One panhandler who disappeared for years reemerged near Grand Central Station the other week, much plumper than her younger self but with a similar cardboard sign asking for help. Was she OK all those years or hanging out elsewhere?
I was astonished by a man in his 60s who was also begging one rush-hour outside of Grand Central. He was well groomed, wore a gray business suit, white shirt and necktie and held a sign that said he was going on job interviews and was looking for work and to please help. Who knows whether he was in trouble or a creative conman?

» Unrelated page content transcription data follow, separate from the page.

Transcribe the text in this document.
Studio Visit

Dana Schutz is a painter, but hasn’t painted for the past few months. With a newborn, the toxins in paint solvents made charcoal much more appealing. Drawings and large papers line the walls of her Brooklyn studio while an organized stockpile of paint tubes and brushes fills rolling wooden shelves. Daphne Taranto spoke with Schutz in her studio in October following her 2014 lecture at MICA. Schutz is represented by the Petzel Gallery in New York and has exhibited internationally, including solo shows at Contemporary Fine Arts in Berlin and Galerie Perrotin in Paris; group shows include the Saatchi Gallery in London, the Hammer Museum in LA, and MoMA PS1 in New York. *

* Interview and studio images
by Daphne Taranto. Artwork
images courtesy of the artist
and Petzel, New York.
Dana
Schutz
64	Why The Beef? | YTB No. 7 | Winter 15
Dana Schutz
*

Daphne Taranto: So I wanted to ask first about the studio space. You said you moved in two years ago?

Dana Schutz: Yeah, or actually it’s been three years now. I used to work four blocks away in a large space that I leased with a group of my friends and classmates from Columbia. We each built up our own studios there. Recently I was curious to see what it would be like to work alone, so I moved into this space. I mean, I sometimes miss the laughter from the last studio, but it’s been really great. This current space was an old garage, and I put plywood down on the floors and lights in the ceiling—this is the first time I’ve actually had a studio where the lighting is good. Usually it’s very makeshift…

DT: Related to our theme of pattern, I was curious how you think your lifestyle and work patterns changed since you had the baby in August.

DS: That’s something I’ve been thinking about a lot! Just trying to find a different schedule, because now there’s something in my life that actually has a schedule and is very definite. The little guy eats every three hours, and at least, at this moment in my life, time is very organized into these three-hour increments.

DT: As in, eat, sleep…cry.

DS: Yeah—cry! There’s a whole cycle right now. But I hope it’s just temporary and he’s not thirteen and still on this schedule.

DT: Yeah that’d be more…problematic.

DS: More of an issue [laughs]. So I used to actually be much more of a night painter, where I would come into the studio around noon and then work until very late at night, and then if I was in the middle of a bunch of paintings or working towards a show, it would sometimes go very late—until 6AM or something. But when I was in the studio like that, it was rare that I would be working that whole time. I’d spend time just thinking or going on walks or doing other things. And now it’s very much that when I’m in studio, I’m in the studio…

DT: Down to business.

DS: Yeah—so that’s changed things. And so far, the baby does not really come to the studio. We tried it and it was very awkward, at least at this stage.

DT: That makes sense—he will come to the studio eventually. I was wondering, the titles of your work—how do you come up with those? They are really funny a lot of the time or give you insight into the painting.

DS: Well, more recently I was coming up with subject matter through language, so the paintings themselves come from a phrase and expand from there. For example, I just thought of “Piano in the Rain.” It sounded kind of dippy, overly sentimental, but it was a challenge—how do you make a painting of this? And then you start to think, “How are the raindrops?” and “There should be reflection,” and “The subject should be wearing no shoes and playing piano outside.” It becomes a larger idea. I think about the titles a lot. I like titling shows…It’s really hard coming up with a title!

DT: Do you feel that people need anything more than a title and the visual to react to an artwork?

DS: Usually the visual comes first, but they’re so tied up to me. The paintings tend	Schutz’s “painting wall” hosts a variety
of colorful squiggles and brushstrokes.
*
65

Tragic whether he so desperately needed money that he resorted to the streets or was taking money from kind people who couldn’t afford to help but did anyway.
I found a recent one about homelessness in a New York Daily News headline from an article by Harry Stevens and Greg B. Smith from February: “Thousands of New Yorkers living in dangerous ‘cluster units’ as homeless population tops 59,000, a record high: The homeless count represents a 10% jump during Mayor de Blasio’s first year in office.”

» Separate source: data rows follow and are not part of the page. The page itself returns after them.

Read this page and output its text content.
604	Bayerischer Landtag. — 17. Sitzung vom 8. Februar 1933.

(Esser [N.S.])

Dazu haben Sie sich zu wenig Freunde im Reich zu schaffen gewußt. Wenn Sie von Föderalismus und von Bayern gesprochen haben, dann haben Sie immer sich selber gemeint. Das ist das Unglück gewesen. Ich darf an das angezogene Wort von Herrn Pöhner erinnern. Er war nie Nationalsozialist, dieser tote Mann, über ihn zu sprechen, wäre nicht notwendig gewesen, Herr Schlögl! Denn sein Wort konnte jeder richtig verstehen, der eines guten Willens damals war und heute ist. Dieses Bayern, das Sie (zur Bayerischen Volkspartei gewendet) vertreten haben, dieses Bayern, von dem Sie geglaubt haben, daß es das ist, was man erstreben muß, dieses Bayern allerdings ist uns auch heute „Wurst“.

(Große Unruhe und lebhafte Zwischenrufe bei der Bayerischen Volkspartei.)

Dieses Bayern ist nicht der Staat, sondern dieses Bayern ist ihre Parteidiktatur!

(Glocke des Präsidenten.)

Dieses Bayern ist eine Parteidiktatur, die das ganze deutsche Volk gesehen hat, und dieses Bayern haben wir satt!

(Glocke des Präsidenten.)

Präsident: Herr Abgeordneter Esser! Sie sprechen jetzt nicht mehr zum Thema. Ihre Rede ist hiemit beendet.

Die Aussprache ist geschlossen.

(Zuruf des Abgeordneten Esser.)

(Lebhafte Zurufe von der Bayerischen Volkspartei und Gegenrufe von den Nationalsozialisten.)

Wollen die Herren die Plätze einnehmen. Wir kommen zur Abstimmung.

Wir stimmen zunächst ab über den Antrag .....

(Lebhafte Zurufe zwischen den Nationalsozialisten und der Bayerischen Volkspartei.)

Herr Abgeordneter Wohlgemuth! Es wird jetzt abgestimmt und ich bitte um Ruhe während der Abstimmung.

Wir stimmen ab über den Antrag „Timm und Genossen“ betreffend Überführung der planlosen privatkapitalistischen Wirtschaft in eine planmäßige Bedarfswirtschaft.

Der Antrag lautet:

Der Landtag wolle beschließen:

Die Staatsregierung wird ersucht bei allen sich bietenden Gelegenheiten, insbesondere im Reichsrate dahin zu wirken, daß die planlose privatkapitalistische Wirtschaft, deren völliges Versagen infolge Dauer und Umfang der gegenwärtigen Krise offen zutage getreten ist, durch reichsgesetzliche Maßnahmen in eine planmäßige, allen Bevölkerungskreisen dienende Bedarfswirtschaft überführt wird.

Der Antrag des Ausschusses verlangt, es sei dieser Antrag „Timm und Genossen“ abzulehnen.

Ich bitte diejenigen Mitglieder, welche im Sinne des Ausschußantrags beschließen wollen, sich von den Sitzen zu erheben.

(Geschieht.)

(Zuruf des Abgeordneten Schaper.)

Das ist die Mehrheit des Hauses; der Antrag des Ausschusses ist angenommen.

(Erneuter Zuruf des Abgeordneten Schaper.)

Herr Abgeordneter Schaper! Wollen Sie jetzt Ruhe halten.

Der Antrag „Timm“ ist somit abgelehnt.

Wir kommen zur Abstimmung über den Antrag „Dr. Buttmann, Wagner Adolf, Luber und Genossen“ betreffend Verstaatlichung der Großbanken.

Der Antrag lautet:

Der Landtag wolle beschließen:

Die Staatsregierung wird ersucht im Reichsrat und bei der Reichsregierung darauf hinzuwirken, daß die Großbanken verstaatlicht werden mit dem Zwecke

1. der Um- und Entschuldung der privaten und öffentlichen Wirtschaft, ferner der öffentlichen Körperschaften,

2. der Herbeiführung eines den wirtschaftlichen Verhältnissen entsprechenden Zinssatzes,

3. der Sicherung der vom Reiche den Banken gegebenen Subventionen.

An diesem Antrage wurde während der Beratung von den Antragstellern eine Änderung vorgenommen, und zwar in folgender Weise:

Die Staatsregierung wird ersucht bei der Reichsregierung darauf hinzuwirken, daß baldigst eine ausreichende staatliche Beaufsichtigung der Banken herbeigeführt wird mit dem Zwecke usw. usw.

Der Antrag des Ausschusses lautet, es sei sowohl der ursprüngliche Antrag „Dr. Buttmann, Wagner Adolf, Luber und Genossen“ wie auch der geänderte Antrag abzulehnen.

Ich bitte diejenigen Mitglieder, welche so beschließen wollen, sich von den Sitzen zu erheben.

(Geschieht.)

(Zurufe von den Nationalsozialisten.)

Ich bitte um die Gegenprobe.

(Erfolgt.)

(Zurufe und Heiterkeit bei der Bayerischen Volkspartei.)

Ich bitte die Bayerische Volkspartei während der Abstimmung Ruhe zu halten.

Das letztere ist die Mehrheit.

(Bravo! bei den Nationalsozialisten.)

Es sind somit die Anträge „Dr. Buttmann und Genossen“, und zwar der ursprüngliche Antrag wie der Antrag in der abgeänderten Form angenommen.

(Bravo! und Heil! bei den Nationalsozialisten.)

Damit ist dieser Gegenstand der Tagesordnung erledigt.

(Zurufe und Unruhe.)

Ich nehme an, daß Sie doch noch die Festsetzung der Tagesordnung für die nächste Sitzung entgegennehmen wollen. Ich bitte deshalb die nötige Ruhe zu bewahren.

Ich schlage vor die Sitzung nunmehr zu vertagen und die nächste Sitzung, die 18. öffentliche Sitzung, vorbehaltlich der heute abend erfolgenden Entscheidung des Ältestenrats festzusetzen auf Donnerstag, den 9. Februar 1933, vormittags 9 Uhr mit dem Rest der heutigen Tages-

So that addresses why I’m seeing more people sleeping on the street, but it’s not proof of an increased number of beggars. Michael S. Scott, director of the Center for Problem-Oriented Policing, Inc. and clinical professor at the University of Wisconsin-Madison Law School wrote: “Contrary to common belief, panhandlers and homeless people are not necessarily one and the same. Many studies have found that only a small percentage of homeless people panhandle, and only a small percentage of panhandlers are homeless.” Scott’s article, “The Problem of Panhandling,” was on his organization’s website.
Editorial written by people involved with charities that help indigent citizens urge the public not to give money to panhandlers but instead to donate to legitimate organizations funded to address ways to earn legitimate income and where to get food and shelter. I’ve always heard this.
Have you noticed more panhandlers and homeless people lately where you live or work? Does this situation indicate an economy more troubled than publicized or that charities have fewer funds to help people in need or that your city or town isn’t doing its job to help the underserved?